Римские игры. Глава 5 Никому нельзя верить, Луций

Юрий Григ
        Алена, снедаемая нетерпением услышать продолжение рассказа Максимова, едва дождалась вечера. Он явно поддразнивал ее – после ужина долго копался в интернете, отправлял какие-то сообщения, звонил кому-то. Наконец, плюхнулся в любимое кресло, и, как бы невзначай, спросил:
        – Наверно хочешь знать, что было дальше?
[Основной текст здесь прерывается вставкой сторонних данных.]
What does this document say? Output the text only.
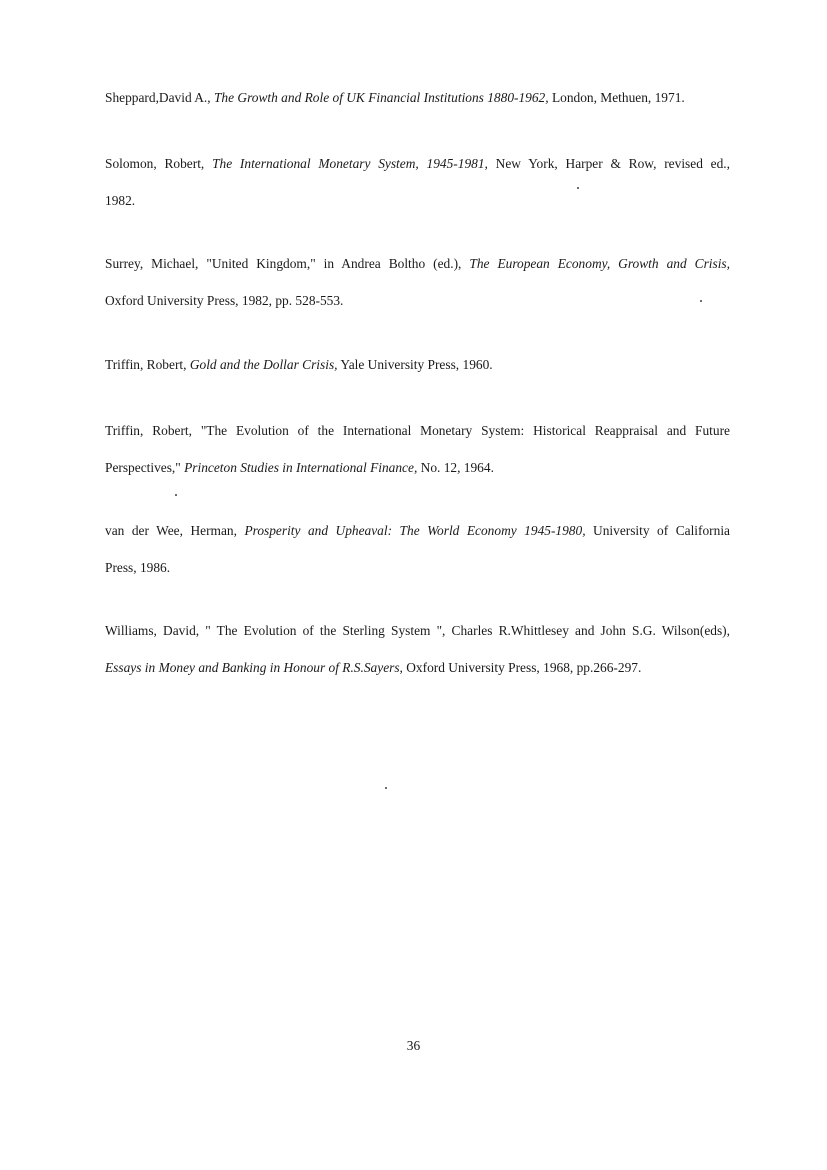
Sheppard,David A., The Growth and Role of UK Financial Institutions 1880-1962, London, Methuen, 1971.
Solomon, Robert, The International Monetary System, 1945-1981, New York, Harper & Row, revised ed.,
1982.
Surrey, Michael, "United Kingdom," in Andrea Boltho (ed.), The European Economy, Growth and Crisis,
Oxford University Press, 1982, pp. 528-553.
Triffin, Robert, Gold and the Dollar Crisis, Yale University Press, 1960.
Triffin, Robert, "The Evolution of the International Monetary System: Historical Reappraisal and Future
Perspectives," Princeton Studies in International Finance, No. 12, 1964.
van der Wee, Herman, Prosperity and Upheaval: The World Economy 1945-1980, University of California
Press, 1986.
Williams, David, " The Evolution of the Sterling System ", Charles R.Whittlesey and John S.G. Wilson(eds),
Essays in Money and Banking in Honour of R.S.Sayers, Oxford University Press, 1968, pp.266-297.
36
        – О да, божественный! – словно боясь спугнуть, его подтвердила она.
        Ночь была безлунная. Толстые стены поглощали городской шум, и свет фонарей едва проникал сквозь черные квадраты окон. Алена уютно устроилась на ковре у его ног, и приготовилась слушать. До утра оставалось довольно времени, чтобы вновь погрузиться в изменчивую реку времени.
        – Утром у меня было такое чувство, что это не сон, – начал он. – Как будто нахожусь одновременно и там, и здесь. Какое-то раздвоение.
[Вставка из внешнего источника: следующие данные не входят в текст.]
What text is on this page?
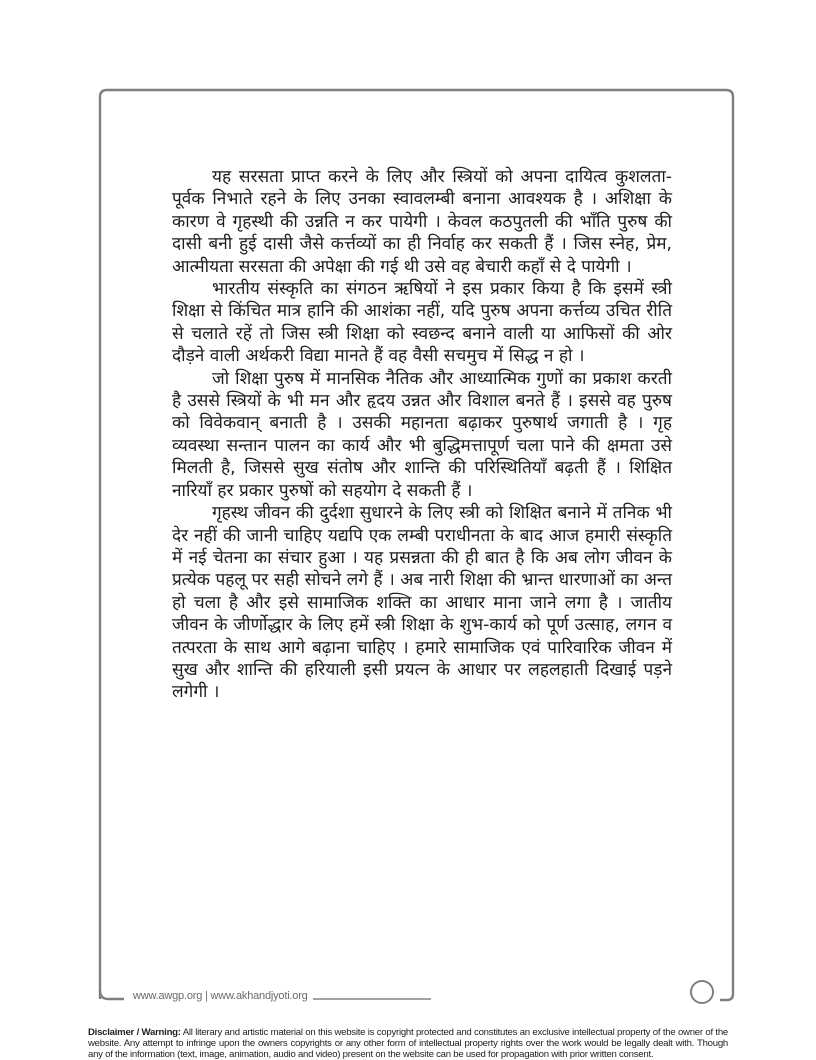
यह सरसता प्राप्त करने के लिए और स्त्रियों को अपना दायित्व कुशलता-पूर्वक निभाते रहने के लिए उनका स्वावलम्बी बनाना आवश्यक है । अशिक्षा के कारण वे गृहस्थी की उन्नति न कर पायेगी । केवल कठपुतली की भाँति पुरुष की दासी बनी हुई दासी जैसे कर्त्तव्यों का ही निर्वाह कर सकती हैं । जिस स्नेह, प्रेम, आत्मीयता सरसता की अपेक्षा की गई थी उसे वह बेचारी कहाँ से दे पायेगी ।

भारतीय संस्कृति का संगठन ऋषियों ने इस प्रकार किया है कि इसमें स्त्री शिक्षा से किंचित मात्र हानि की आशंका नहीं, यदि पुरुष अपना कर्त्तव्य उचित रीति से चलाते रहें तो जिस स्त्री शिक्षा को स्वछन्द बनाने वाली या आफिसों की ओर दौड़ने वाली अर्थकरी विद्या मानते हैं वह वैसी सचमुच में सिद्ध न हो ।

जो शिक्षा पुरुष में मानसिक नैतिक और आध्यात्मिक गुणों का प्रकाश करती है उससे स्त्रियों के भी मन और हृदय उन्नत और विशाल बनते हैं । इससे वह पुरुष को विवेकवान् बनाती है । उसकी महानता बढ़ाकर पुरुषार्थ जगाती है । गृह व्यवस्था सन्तान पालन का कार्य और भी बुद्धिमत्तापूर्ण चला पाने की क्षमता उसे मिलती है, जिससे सुख संतोष और शान्ति की परिस्थितियाँ बढ़ती हैं । शिक्षित नारियाँ हर प्रकार पुरुषों को सहयोग दे सकती हैं ।

गृहस्थ जीवन की दुर्दशा सुधारने के लिए स्त्री को शिक्षित बनाने में तनिक भी देर नहीं की जानी चाहिए यद्यपि एक लम्बी पराधीनता के बाद आज हमारी संस्कृति में नई चेतना का संचार हुआ । यह प्रसन्नता की ही बात है कि अब लोग जीवन के प्रत्येक पहलू पर सही सोचने लगे हैं । अब नारी शिक्षा की भ्रान्त धारणाओं का अन्त हो चला है और इसे सामाजिक शक्ति का आधार माना जाने लगा है । जातीय जीवन के जीर्णोद्धार के लिए हमें स्त्री शिक्षा के शुभ-कार्य को पूर्ण उत्साह, लगन व तत्परता के साथ आगे बढ़ाना चाहिए । हमारे सामाजिक एवं पारिवारिक जीवन में सुख और शान्ति की हरियाली इसी प्रयत्न के आधार पर लहलहाती दिखाई पड़ने लगेगी ।

www.awgp.org | www.akhandjyoti.org
Disclaimer / Warning: All literary and artistic material on this website is copyright protected and constitutes an exclusive intellectual property of the owner of the website. Any attempt to infringe upon the owners copyrights or any other form of intellectual property rights over the work would be legally dealt with. Though any of the information (text, image, animation, audio and video) present on the website can be used for propagation with prior written consent.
        – Сочиняй дальше, Алик. Так интересно... Даже если это и неправда, то здорово придумано!
        – Твой троллинг…
        – Что ты! Я верю, верю!
        – Что ж, как бы ты ни считала, слушай!

        К утру возбуждение в городе достигло апогея.
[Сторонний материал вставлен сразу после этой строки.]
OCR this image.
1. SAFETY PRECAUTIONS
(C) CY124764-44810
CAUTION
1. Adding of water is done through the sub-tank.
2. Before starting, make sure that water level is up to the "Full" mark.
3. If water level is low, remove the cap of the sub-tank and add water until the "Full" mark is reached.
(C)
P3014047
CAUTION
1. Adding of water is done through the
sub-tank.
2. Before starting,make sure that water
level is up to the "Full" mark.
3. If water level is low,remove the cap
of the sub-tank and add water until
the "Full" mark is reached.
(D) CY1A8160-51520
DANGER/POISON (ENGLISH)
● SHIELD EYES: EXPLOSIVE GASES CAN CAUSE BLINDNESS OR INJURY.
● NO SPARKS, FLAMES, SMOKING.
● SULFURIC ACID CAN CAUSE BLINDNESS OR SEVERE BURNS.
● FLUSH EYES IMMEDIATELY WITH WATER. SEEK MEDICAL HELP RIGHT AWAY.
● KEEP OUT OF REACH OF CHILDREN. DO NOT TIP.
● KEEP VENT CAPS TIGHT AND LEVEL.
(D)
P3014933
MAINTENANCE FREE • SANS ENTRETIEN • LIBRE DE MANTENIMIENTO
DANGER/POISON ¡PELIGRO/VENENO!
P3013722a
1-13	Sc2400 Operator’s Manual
        Площади и улицы заполонили бродячие фокусники, продавцы фруктов, разносчики воды. В царящей повсюду сутолоке сновали мальчишки, норовящие стащить всё, что плохо лежит. В огромных чанах смачно булькало варево, а соблазнительный аромат свежевыпеченного хлеба возбуждал и без того звериный аппетит простого люда. Не было никого, кто не пытался бы заработать на празднике. Прорицатели и звездочеты, гадалки всех мастей за пару сестерциев брались предсказать исход поединков. Все нещадно торговались, но желание узнать исход боев побеждало, и приходилось изрядно раскошелиться в надежде на то, что удастся отыграться, заключив с кем-нибудь пари.
        В этот час из крохотной лавчонки – одной из тех, что облепили вереницей верхнюю часть улицы Аргилет, где обосновались продавцы свитков, купцы, ремесленники, торговцы цветами и, главное, обувщики, вытеснившие когда-то имевших здесь засилье гончаров, за людским коловращением наблюдали двое мужчин. На столике перед ними стояла ваза с фруктами, кратер с вином и две серебряные чаши, заполненные наполовину рубиновым напитком.
        Одному из мужчин было лет пятьдесят. Вавилонская в мелких завитках борода и наряд выдавали в нем уроженца восточных провинций. Подкрепляли догадку большие несколько навыкате карие глаза и чалма.
        Другой, молодой, по манере держаться и платью, принадлежал к далеко непростому сословию. Латинские черты лица соседствовали с серо-голубыми глазами, а стройность фигуры не смогла скрыть тога цвета тирийского пурпура. Она выдавала в нем римлянина и подчеркивала статус владельца отменной выделкой – без сомнения, за нее выложили немалые деньги.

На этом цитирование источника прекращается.